Die frühen Hominiden waren allerdings noch keine Jäger. Sie konnten nur an eiweißreiche, tierische Nahrung heran­kommen, wenn sie diese greifen konnten: Eier, Insekten, Larven sowie kleine, verletzte oder tote Vögel und Säugetiere. Ihre Hauptnahrung war vegetarischer Natur. Um aber in der Savanne genügend Eßbares zu finden, mußten sie weite Gebiete durchstreifen. Unsere Vorfahren waren nicht besonders schnelle, dafür aber außerordentlich ausdauernde Läufer — und ständig in Bewegung.

  Die frühe Geburt 

In der ökologischen Nische, in der sich die Hominiden befanden, waren Größe und Leistungsfähigkeit des Gehirns die entscheidenden Vorteile im Kampf ums Überleben. Doch da gab es ein Problem: Einerseits war Nachwuchs mit besonders gut ausgebildetem Gehirn gefragt; anderseits war damit ein größerer Kopf verbunden. Doch die Öffnung, durch die das Kind bei der Geburt aus dem Mutterleib kommen sollte, war anatomisch begrenzt und aus konstruktiven Gründen auch nicht beliebig erweiterbar. Eine Veränderung des Beckens hätte bei der Mutter unausweichlich zu einer Beeinträchtigung der Fort­bewegungs­fähigkeit geführt.

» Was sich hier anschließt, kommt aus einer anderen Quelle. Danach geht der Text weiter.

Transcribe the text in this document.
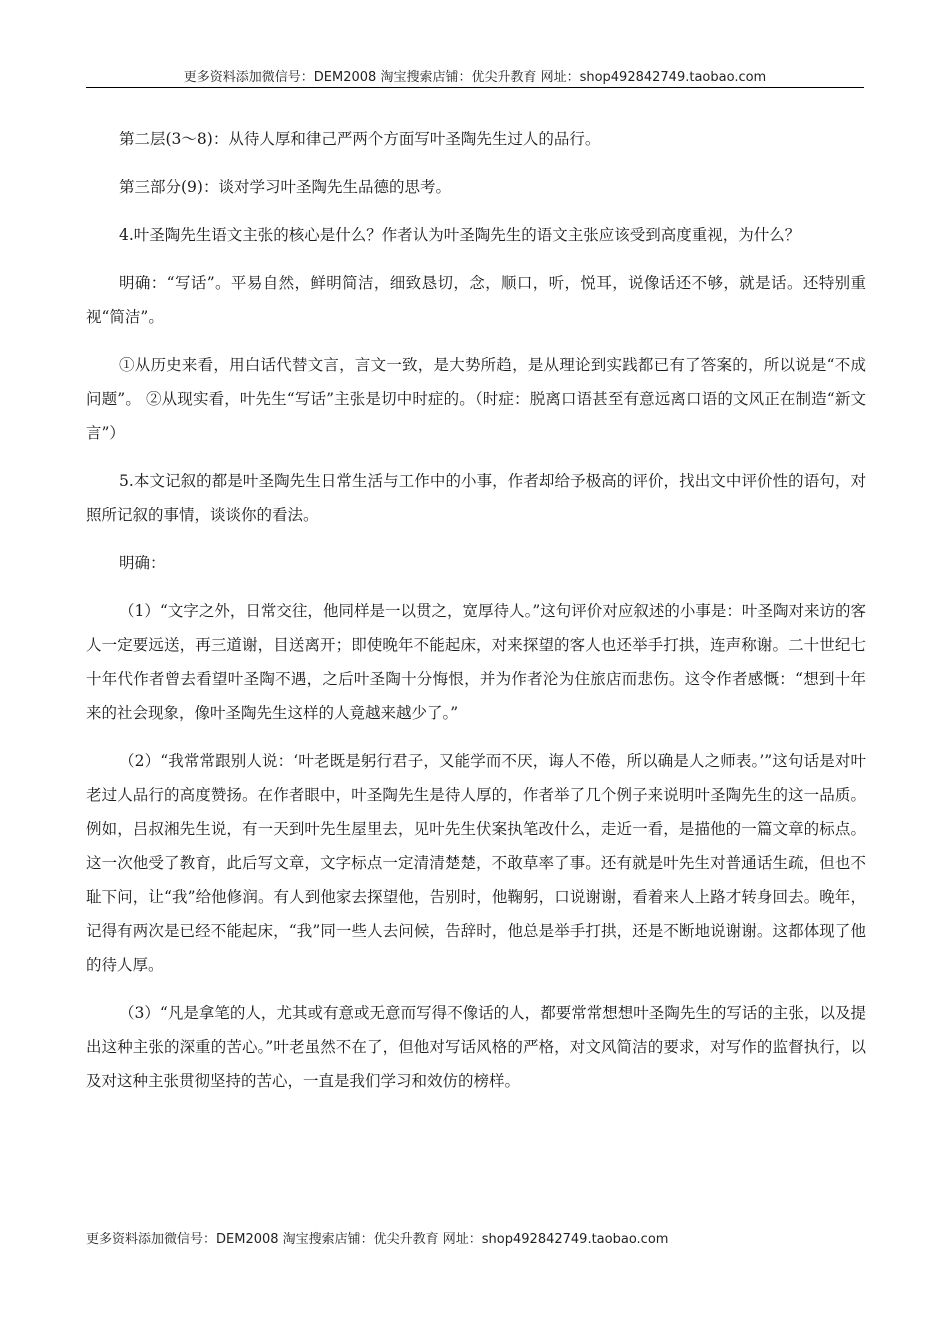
更多资料添加微信号：DEM2008 淘宝搜索店铺：优尖升教育 网址：shop492842749.taobao.com

第二层(3～8)：从待人厚和律己严两个方面写叶圣陶先生过人的品行。

第三部分(9)：谈对学习叶圣陶先生品德的思考。

4.叶圣陶先生语文主张的核心是什么？作者认为叶圣陶先生的语文主张应该受到高度重视，为什么？

明确：“写话”。平易自然，鲜明简洁，细致恳切，念，顺口，听，悦耳，说像话还不够，就是话。还特别重视“简洁”。

①从历史来看，用白话代替文言，言文一致，是大势所趋，是从理论到实践都已有了答案的，所以说是“不成问题”。 ②从现实看，叶先生“写话”主张是切中时症的。（时症：脱离口语甚至有意远离口语的文风正在制造“新文言”）

5.本文记叙的都是叶圣陶先生日常生活与工作中的小事，作者却给予极高的评价，找出文中评价性的语句，对照所记叙的事情，谈谈你的看法。

明确：

（1）“文字之外，日常交往，他同样是一以贯之，宽厚待人。”这句评价对应叙述的小事是：叶圣陶对来访的客人一定要远送，再三道谢，目送离开；即使晚年不能起床，对来探望的客人也还举手打拱，连声称谢。二十世纪七十年代作者曾去看望叶圣陶不遇，之后叶圣陶十分悔恨，并为作者沦为住旅店而悲伤。这令作者感慨：“想到十年来的社会现象，像叶圣陶先生这样的人竟越来越少了。”

（2）“我常常跟别人说：‘叶老既是躬行君子，又能学而不厌，诲人不倦，所以确是人之师表。’”这句话是对叶老过人品行的高度赞扬。在作者眼中，叶圣陶先生是待人厚的，作者举了几个例子来说明叶圣陶先生的这一品质。例如，吕叔湘先生说，有一天到叶先生屋里去，见叶先生伏案执笔改什么，走近一看，是描他的一篇文章的标点。这一次他受了教育，此后写文章，文字标点一定清清楚楚，不敢草率了事。还有就是叶先生对普通话生疏，但也不耻下问，让“我”给他修润。有人到他家去探望他，告别时，他鞠躬，口说谢谢，看着来人上路才转身回去。晚年，记得有两次是已经不能起床，“我”同一些人去问候，告辞时，他总是举手打拱，还是不断地说谢谢。这都体现了他的待人厚。

（3）“凡是拿笔的人，尤其或有意或无意而写得不像话的人，都要常常想想叶圣陶先生的写话的主张，以及提出这种主张的深重的苦心。”叶老虽然不在了，但他对写话风格的严格，对文风简洁的要求，对写作的监督执行，以及对这种主张贯彻坚持的苦心，一直是我们学习和效仿的榜样。

更多资料添加微信号：DEM2008 淘宝搜索店铺：优尖升教育 网址：shop492842749.taobao.com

Die Evolution hat einen Ausweg aus diesem Dilemma gefunden: eine immer frühere Geburt. Die besten Über­lebens­chancen hatten diejenigen, die erstens ein gut ausgebildetes Gehirn besaßen, zweitens so früh geboren wurden, daß sie gerade noch durch die enge Öffnung schlüpfen konnten, und drittens von der Mutter entsprechend intensiv und lange ernährt, gepflegt und beschützt wurden. Jahrelang. Denn die neugeborenen Menschen waren in Tat und Wahrheit Frühgeburten und nicht — wie beispielsweise ein Fohlen — zum Zeit­punkt der Geburt bereits weitgehend ausgereifte und selbständig fortbewegungsfähige Lebewesen.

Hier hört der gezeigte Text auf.